Rupee Set to Open Weaker as Trump Threatens 25% Tariff on Exports
The Indian rupee is likely to open weaker on Thursday, following a fresh threat from U.S. President Trump to impose a 25% tariff on Indian exports. Despite ongoing talks between the two countries, traders are bracing for a weaker rupee, with some expecting the Reserve Bank of India (RBI) to intervene to stabilize the currency.
The rupee has been under pressure in recent weeks, with the 1-month non-deliverable forward (NDF) contract suggesting an opening range of 87.66-87.69, versus 87.42 previously. This is just a hair’s breadth away from the record low of 87.95.
The Trump administration’s threat to impose tariffs on Indian exports, worth around $5.6 billion, has added to the rupee’s woes. The move is seen as a response to India’s decision to impose tariffs on certain American goods, including almonds and apples.
The tariff threat has heightened concerns among traders and investors, who are now bracing for a weaker rupee. The currency has already fallen around 9% this year, making it one of the worst-performing currencies in Asia.
“The rupee is likely to open weaker as the news of the tariff threat has spooked the market,” said a Mumbai-based trader. “We expect the RBI to intervene to stabilize the currency, but it’s hard to say how effective their efforts will be.”

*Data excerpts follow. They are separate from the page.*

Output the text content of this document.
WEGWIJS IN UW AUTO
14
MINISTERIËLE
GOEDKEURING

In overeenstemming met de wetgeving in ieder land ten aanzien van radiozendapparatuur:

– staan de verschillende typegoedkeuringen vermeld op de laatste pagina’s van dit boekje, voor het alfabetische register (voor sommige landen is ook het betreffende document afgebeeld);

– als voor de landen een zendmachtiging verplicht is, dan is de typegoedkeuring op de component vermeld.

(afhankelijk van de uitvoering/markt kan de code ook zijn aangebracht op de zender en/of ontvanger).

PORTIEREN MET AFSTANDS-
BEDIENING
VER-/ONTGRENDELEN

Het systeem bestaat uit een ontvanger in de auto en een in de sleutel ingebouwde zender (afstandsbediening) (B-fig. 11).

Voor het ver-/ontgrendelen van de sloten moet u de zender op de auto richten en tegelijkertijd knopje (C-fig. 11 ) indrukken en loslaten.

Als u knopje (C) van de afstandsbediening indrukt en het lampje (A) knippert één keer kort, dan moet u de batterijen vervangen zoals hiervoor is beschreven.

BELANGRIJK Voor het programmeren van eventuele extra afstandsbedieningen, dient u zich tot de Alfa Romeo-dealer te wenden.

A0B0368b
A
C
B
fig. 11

The RBI has been actively intervening in the foreign exchange market to stabilize the rupee, but its efforts have been largely unsuccessful in recent weeks. The central bank has been selling dollars to prop up the rupee, but the currency has continued to fall on concerns over the widening trade deficit.
The trade deficit has been a major concern for the Indian economy, with the country’s exports struggling to keep pace with imports. The deficit has widened to around $13.8 billion in the first half of the fiscal year, up from around $6.3 billion in the same period last year.
The rupee’s weakness is also likely to have an impact on India’s inflationary pressures, with a weaker currency making imports more expensive. This could lead to higher prices for goods and services, which could in turn put pressure on the RBI to raise interest rates.
“Inflation is likely to be a major concern for the RBI in the coming months, given the rupee’s weakness and the widening trade deficit,” said a Delhi-based economist. “Raising interest rates could be a solution, but it’s a delicate balance, as high interest rates could also hurt economic growth.”
The rupee’s weakness has also been exacerbated by the ongoing trade tensions between the United States and China. The tensions have led to a weakening of the Chinese yuan, which has in turn led to a strengthening of the dollar. This has made it more expensive for Indian importers to buy goods from China, leading to a widening trade deficit.
Despite the challenges facing the rupee, some analysts are optimistic that the currency will stabilize in the coming months. “The rupee’s weakness is likely to be short-lived, as the RBI is likely to intervene to stabilize the currency,” said a Mumbai-based analyst. “We expect the currency to stabilize around 87-88 levels in the coming months.”
In conclusion, the rupee is likely to open weaker on Thursday, following Trump’s threat to impose a 25% tariff on Indian exports. The RBI may intervene to stabilize the currency, but the outcome is uncertain. The rupee’s weakness is likely to have an impact on India’s inflationary pressures and trade deficit, and could lead to higher interest rates in the coming months.